[OpenAFS] Callback issues

Dan Hyde Dan Hyde <drh@umich.edu>
Mon, 05 Nov 2007 14:11:35 -0500

We're seeing problems with our (patched) OpenAFS-1.4.2 threaded
fileservers.  Here's what I know (those who want less detail should
skip to "Core files"):

Inside callback.c there are CallBack's and FileEntry's.  There used to
be a limit of 65535 of shared space for both, but the two are now split
out and limited by available memory.  

There are lists which link these two structs, including the timeout
lists, host lists, CallBack lists, FileEntry lists, and free lists.
In-use FileEntry's contain single-linked lists for FileEntry's and
CallBack's; these contain index values into the FileEntry and CallBack
arrays, terminated by a 0.  CallBack's contain single-linked lists for
CallBack's and FileEntry's, and double-linked lists (including heads of
list) for timeouts and host entries; these are index values, with the
single-linked lists terminated by a 0, and the double-linked lists
terminated by links to themselves.  The first thing in a struct
CallBack is the link to the next CallBack; the first thing in a
struct FileEntry used to be the link to the next FileEntry, but that is
no longer true today.

The two free lists, CBfree and FEfree, are single-linked lists of
CallBack's and FileEntry's using the first word of their struct cast as
pointers; they are null-terminated.  Removing a CallBack from an in-use
list and putting it on the free chain overwrites the link to the next
CallBack; this guarentee is no longer true for FileEntry's.

There used to be a CBFElock used when adding and removing CallBack's
and FileEntry's from their free chains; this lock is no longer there.
There is now a host_glock_mutex that is set with H_LOCK.  There is a
host-specific lock that used to be set with h_Lock but is now set with
h_Lock_r, which does an H_UNLOCK, h_Lock, and H_LOCK -- h_Lock_r will
allow any thread blocking on an H_LOCK to get into the critical region
protected by the host_glock_mutex.  There is also a host-specific hold
that "prevents this structure and inferior structures from

It is not clear if a host lock or hold is needed when adding or
removing the host entries of a CallBack.  Two routines do not:
CleanupTimedOutCallBacks and DeleteFileCallBacks (aka DeleteFile),
and the comments for DeleteFileCallBacks are unclear on the issue:

	"This call doesn't set all of the various host locks, but it
	shouldn't really matter since we're not adding callbacks, but
	deleting them.  I'm not sure why it doesn't set the lock,
	however; perhaps it should."

Core files:
In two of the three core files, in iGetFE, FEfree is bad; it's not a
pointer.  In the other core file, in CleanupTimedOutCallBacks_r, a
timeout chain of CallBack's contains a FileEntry firstcb that leads to
another CallBack with a cnext index which is a pointer.  In all three
cases, we are ignoring the resulting segfault, repeatedly, while
holding the H_LOCK global mutex, blocking most other threads.

Log files:
On two of our fileservers, there are FileLog entries that contain
'Request for unallocated vnode' followed by a pointer.  In one FileLog,
there are 41 references to 0x40000000 as a vnode, and 1 for 0xffffffff;
on another FileLog, there are 16 references to 0x40000000.

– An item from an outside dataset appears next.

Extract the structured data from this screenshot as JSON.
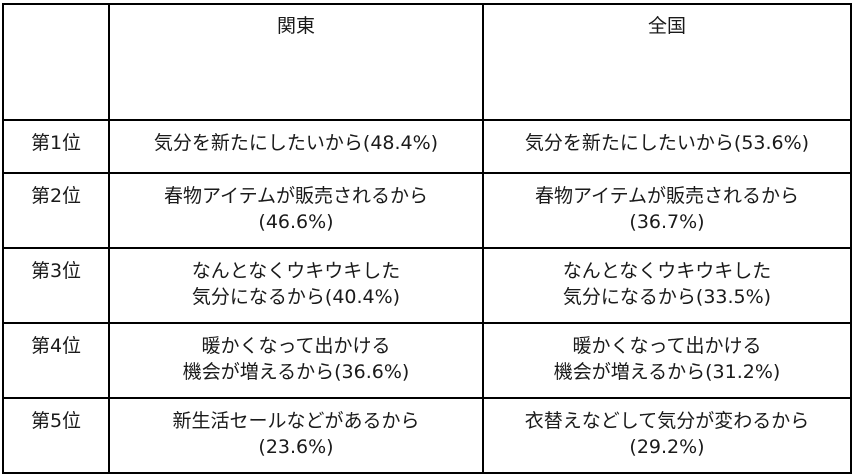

We have access to Transarc AFS as far back as 1995.  There have been
concerns regarding the manipulation of these lists all along.

Next steps:
- check the three core files we have to see if the CBfree chain is bad,
- find a general solution to removing the contents of a KeyFile from
the data of a core file so we can share it

We hope the above information proves useful.